Così sullo stradone Stonecity-Herberia mi metto ad ascoltare i DEEP PURPLE ad Osaka il 15 agosto del ’72. Oh, là, si inizia a ragionare.

Deep Purple in Giappone nell'agosto del 1972

Deep Purple in Giappone nell’agosto del 1972

Più mi avvicino a Regium e più la neve inizia a scendere forte. Sento Brian, gli do appuntamento a domattina, poi mi sistemo meglio sul sedile, nell’abitacolo il tepore dell’Hammond di JON LORD. Mi sento bene, guido prudente, la neve scende tra gli svincoli della tangenziale, sono a Gavassae, manca poco…

Rotonde a Gavassae (Foto di TT)

Rotonde a Gavassae (Foto di TT)

Imbocco la stradina lunga e tortuosa, la serata è nera, azzurra è invece la luce che vedo in lontananza, quella lucina che mi guida e che mi fa sempre venire in mente ONWARD degli YES…

Apro il garage, la neve adesso scende fitta fitta tra i fari della blues mobile…

SAMSUNG

Prima di salire mi guardo intorno, la campagna è silenziosa, le luci sembrano versarsi liquide a terra, sospiro compiaciuto delle sensazioni che ogni volta mi regala la neve. Lo sguardo poi si posa sui simboli dei LED ZEPPELIN nelle inferriate…mi vien voglia di fare la mossa alla Jimmy Poige quando tiene la chitarra bassa e fa quei passetti …la faccio, scivolo, quasi mi ammazzo. Meglio entrare in casa.

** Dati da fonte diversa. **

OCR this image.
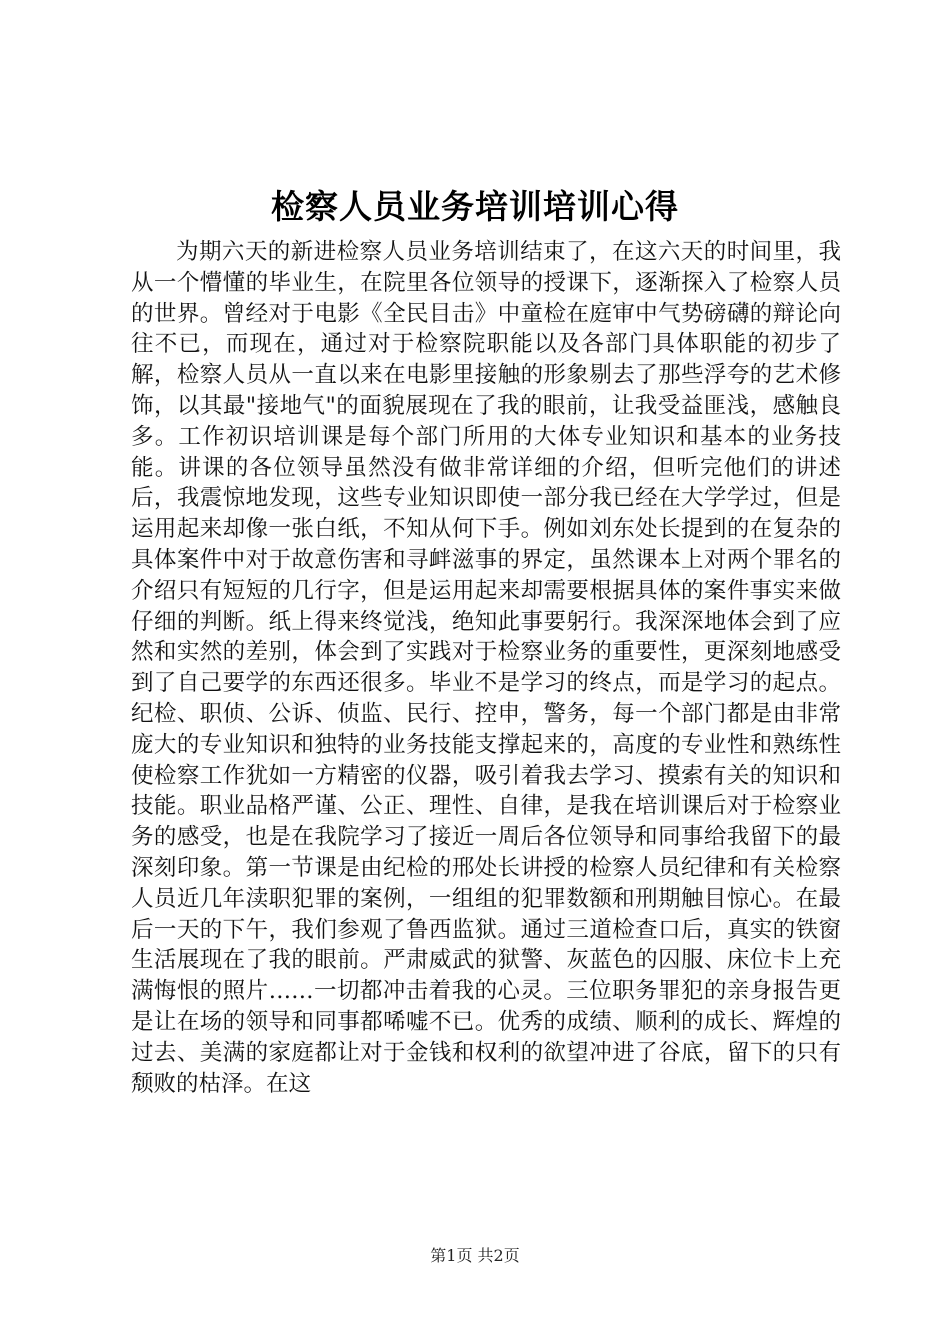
检察人员业务培训培训心得

为期六天的新进检察人员业务培训结束了，在这六天的时间里，我从一个懵懂的毕业生，在院里各位领导的授课下，逐渐探入了检察人员的世界。曾经对于电影《全民目击》中童检在庭审中气势磅礴的辩论向往不已，而现在，通过对于检察院职能以及各部门具体职能的初步了解，检察人员从一直以来在电影里接触的形象剔去了那些浮夸的艺术修饰，以其最"接地气"的面貌展现在了我的眼前，让我受益匪浅，感触良多。工作初识培训课是每个部门所用的大体专业知识和基本的业务技能。讲课的各位领导虽然没有做非常详细的介绍，但听完他们的讲述后，我震惊地发现，这些专业知识即使一部分我已经在大学学过，但是运用起来却像一张白纸，不知从何下手。例如刘东处长提到的在复杂的具体案件中对于故意伤害和寻衅滋事的界定，虽然课本上对两个罪名的介绍只有短短的几行字，但是运用起来却需要根据具体的案件事实来做仔细的判断。纸上得来终觉浅，绝知此事要躬行。我深深地体会到了应然和实然的差别，体会到了实践对于检察业务的重要性，更深刻地感受到了自己要学的东西还很多。毕业不是学习的终点，而是学习的起点。纪检、职侦、公诉、侦监、民行、控申，警务，每一个部门都是由非常庞大的专业知识和独特的业务技能支撑起来的，高度的专业性和熟练性使检察工作犹如一方精密的仪器，吸引着我去学习、摸索有关的知识和技能。职业品格严谨、公正、理性、自律，是我在培训课后对于检察业务的感受，也是在我院学习了接近一周后各位领导和同事给我留下的最深刻印象。第一节课是由纪检的邢处长讲授的检察人员纪律和有关检察人员近几年渎职犯罪的案例，一组组的犯罪数额和刑期触目惊心。在最后一天的下午，我们参观了鲁西监狱。通过三道检查口后，真实的铁窗生活展现在了我的眼前。严肃威武的狱警、灰蓝色的囚服、床位卡上充满悔恨的照片……一切都冲击着我的心灵。三位职务罪犯的亲身报告更是让在场的领导和同事都唏嘘不已。优秀的成绩、顺利的成长、辉煌的过去、美满的家庭都让对于金钱和权利的欲望冲进了谷底，留下的只有颓败的枯泽。在这

第1页 共2页
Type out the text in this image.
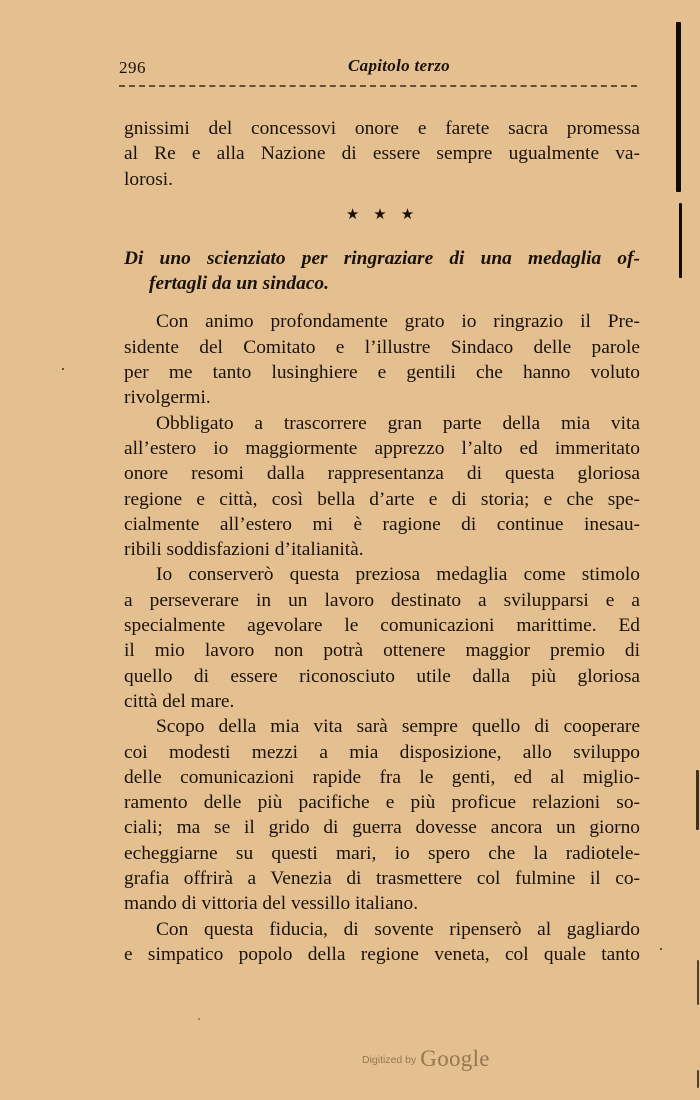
296	Capitolo terzo
gnissimi del concessovi onore e farete sacra promessa
al Re e alla Nazione di essere sempre ugualmente va-
lorosi.
★★★
Di uno scienziato per ringraziare di una medaglia of-
fertagli da un sindaco.
Con animo profondamente grato io ringrazio il Pre-
sidente del Comitato e l’illustre Sindaco delle parole
per me tanto lusinghiere e gentili che hanno voluto
rivolgermi.
Obbligato a trascorrere gran parte della mia vita
all’estero io maggiormente apprezzo l’alto ed immeritato
onore resomi dalla rappresentanza di questa gloriosa
regione e città, così bella d’arte e di storia; e che spe-
cialmente all’estero mi è ragione di continue inesau-
ribili soddisfazioni d’italianità.
Io conserverò questa preziosa medaglia come stimolo
a perseverare in un lavoro destinato a svilupparsi e a
specialmente agevolare le comunicazioni marittime. Ed
il mio lavoro non potrà ottenere maggior premio di
quello di essere riconosciuto utile dalla più gloriosa
città del mare.
Scopo della mia vita sarà sempre quello di cooperare
coi modesti mezzi a mia disposizione, allo sviluppo
delle comunicazioni rapide fra le genti, ed al miglio-
ramento delle più pacifiche e più proficue relazioni so-
ciali; ma se il grido di guerra dovesse ancora un giorno
echeggiarne su questi mari, io spero che la radiotele-
grafia offrirà a Venezia di trasmettere col fulmine il co-
mando di vittoria del vessillo italiano.
Con questa fiducia, di sovente ripenserò al gagliardo
e simpatico popolo della regione veneta, col quale tanto
Digitized by Google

Quasi mezzanotte, controllo la situazione un’ ultima volta, continua a scendere, il manto bianco ricopre abbondantemente tutto…che bello. Alzo lo sguardo, i fiocchi in controluce prendono mille colori, sembrano i faretti di un grande impianto luci, sopra ad un grande palco…stacco il jack, passo la Les Paul al tecnico, mi inchino davanti al pubblico…è ora di andare a letto…”New York, goodnight!”